A late train to Newhaven.
A night ferry across the Channel.
Arrival at Dieppe — the maritime art-deco station — and onward by rail to Paris.

A land route. Continuous. Legible.

It is a journey that can no longer be made that way. The connections are gone. The rhythm broken. What once felt natural has been replaced by abstraction and acceleration.

But that route mattered.

It was the route of kings and queens, traders and diplomats — movement that respected geography, time, and transition. You felt the crossing. You earned the arrival.

That journey set the pattern.


Night Trains

I have always loved night trains in Europe.

They understand something airlines never will.

You go to sleep in one place and wake in another — not in a terminal on the edge of nowhere, but in the centre of life. Morning light through a carriage window. The platform already busy. People going to work, not dispersing.

Arriving by night train is arrival without rupture.

There is no sudden reassembly of the self.
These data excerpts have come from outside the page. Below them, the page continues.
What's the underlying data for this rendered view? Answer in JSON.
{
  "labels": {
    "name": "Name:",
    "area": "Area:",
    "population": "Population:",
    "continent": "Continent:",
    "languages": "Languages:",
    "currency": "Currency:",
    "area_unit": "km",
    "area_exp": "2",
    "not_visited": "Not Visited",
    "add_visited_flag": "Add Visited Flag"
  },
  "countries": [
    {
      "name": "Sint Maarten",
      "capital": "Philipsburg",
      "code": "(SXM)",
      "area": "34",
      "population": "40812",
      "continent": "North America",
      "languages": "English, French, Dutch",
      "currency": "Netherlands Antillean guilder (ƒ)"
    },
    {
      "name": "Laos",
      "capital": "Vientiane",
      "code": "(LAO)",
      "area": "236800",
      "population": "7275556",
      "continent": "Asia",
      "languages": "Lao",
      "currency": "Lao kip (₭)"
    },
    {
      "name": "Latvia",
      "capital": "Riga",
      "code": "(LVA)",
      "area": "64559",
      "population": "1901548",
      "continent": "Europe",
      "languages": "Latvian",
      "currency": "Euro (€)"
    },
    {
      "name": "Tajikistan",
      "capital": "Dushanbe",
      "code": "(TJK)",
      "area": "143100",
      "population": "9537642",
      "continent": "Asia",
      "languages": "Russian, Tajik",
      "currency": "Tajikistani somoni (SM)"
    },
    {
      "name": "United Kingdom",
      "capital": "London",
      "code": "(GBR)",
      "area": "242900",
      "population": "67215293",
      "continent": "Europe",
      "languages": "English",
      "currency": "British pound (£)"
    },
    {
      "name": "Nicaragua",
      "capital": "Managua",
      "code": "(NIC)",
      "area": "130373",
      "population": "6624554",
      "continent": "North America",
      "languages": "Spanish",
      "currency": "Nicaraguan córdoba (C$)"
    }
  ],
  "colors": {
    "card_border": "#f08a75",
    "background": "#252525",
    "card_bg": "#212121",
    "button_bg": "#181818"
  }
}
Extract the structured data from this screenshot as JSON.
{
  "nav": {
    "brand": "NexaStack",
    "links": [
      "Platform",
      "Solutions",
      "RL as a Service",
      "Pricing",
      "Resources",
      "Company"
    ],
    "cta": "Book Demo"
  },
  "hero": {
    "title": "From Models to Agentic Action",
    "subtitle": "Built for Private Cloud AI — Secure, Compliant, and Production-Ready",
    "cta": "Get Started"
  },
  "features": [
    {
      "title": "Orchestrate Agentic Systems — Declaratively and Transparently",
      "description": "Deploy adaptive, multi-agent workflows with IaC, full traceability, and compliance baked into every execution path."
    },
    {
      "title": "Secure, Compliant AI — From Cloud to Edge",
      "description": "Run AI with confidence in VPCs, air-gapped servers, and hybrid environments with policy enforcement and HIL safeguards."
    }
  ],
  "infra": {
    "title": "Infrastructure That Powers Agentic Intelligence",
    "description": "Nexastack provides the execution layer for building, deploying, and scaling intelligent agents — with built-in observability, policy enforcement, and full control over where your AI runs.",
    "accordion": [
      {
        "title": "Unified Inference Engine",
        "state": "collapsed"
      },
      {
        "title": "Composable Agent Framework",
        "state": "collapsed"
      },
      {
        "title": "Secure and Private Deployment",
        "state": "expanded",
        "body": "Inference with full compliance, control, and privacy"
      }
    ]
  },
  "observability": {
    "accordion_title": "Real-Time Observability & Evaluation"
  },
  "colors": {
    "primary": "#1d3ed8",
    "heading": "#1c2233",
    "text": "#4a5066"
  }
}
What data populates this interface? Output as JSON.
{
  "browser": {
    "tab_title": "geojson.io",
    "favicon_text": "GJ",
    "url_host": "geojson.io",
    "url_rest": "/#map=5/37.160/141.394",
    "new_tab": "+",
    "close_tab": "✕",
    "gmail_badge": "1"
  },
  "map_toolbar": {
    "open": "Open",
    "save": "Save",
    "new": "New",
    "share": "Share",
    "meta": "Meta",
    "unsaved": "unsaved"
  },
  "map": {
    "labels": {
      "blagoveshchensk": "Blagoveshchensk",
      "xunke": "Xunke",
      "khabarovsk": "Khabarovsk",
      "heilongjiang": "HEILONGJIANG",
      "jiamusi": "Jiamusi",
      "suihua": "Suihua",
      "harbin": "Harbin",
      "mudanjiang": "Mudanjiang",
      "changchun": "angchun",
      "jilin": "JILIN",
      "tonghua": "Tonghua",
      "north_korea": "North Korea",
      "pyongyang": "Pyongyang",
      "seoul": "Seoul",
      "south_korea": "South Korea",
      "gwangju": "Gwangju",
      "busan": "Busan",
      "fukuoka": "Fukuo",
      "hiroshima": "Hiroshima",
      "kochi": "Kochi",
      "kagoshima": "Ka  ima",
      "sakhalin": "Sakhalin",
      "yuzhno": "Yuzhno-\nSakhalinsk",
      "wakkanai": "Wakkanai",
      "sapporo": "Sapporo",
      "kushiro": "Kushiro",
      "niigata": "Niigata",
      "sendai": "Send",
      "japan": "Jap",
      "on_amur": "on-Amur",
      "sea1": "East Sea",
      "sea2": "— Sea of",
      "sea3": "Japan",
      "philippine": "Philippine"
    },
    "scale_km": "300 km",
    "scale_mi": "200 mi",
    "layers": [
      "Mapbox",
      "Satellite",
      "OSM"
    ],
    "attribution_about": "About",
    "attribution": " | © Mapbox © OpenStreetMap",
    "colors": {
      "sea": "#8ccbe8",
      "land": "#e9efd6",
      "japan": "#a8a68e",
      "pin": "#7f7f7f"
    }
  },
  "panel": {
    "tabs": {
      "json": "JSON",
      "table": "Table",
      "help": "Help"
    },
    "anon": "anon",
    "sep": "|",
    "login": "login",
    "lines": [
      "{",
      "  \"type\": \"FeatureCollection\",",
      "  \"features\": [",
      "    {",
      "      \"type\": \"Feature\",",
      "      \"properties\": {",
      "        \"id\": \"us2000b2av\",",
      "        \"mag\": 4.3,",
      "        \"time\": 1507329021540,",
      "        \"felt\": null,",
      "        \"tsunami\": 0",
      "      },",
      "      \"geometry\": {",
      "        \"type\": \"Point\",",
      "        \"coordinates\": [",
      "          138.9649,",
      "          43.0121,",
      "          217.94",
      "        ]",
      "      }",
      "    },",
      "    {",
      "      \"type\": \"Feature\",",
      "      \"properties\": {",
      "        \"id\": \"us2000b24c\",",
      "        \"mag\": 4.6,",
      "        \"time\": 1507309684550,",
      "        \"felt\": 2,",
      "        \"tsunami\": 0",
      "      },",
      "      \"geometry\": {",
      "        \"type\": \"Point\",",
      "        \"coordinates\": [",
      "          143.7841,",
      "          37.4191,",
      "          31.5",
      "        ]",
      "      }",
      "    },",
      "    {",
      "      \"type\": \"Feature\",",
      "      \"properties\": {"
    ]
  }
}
No artificial border between travel and life. You step off and the day is already underway.

Nothing illustrates this better than arriving in St Petersburg at seven in the morning: the station alive with movement, commerce starting, people purposeful and awake. Not spectacle — function. Not welcome desks — momentum.

Airlines cannot replace that.

They skip the in-between, and in doing so they discard meaning.


Between Places

Looking out of a train window tells you more than standing in front of a monument.

You see towns that didn’t make it.
Industries thinning out.
Places where people still work, not where they pose.

Most of life is passage, not arrival.

That’s why the old line holds true:
It is far better to travel than to arrive.

Arrival freezes things into identity and expectation. Movement keeps them provisional, observable, alive.


Travel for Work

I have always preferred travelling for work.

Not because it is comfortable — it isn’t — but because it shows the world as it functions, not as it markets itself.

Factories starting up.
Offices half-lit in the early morning.
Ports, depots, logistics hubs.
People focused, tired, competent, purposeful.

You learn far more from watching people do things than from watching them relax.

Work strips away narrative.
Incentives become visible.
Competence, or its absence, reveals itself quickly.

This kind of travel is not escape.
It is observation.


Airports

I don’t enjoy airports — and that is precisely why they are useful.

Airports are stress tests.

No one is at their best.
Time is compressed.
Rules matter.

You can learn a great deal about a country by watching how it handles the swirl: queues, delays, signage, authority, exceptions, confusion under pressure.

Some places manage the swirl with calm competence.
Others with rigidity.
Others with chaos disguised as friendliness.
Others with silent efficiency that does not need explanation.

Airports reveal how a country treats time, strangers, and failure.

Pleasure hides truth.
Friction exposes it.

If you want to understand a country, don’t look at its monuments.
Watch how it moves people when nothing goes to plan.


Transit as Method

Transit spaces suit me because no one belongs in them.

There is no territory to claim.
No identity to defend.
No performance required.

You are free to observe without participating.

Movement weakens ideology.
Staying put hardens it.

Travel, done properly, breaks local assumptions. It reminds you that most lives are lived quietly, not optimised, and that systems only reveal themselves when they are under load.

I don’t travel to be impressed.

I travel to see clearly.

And clarity, once gained, is worth more than any destination.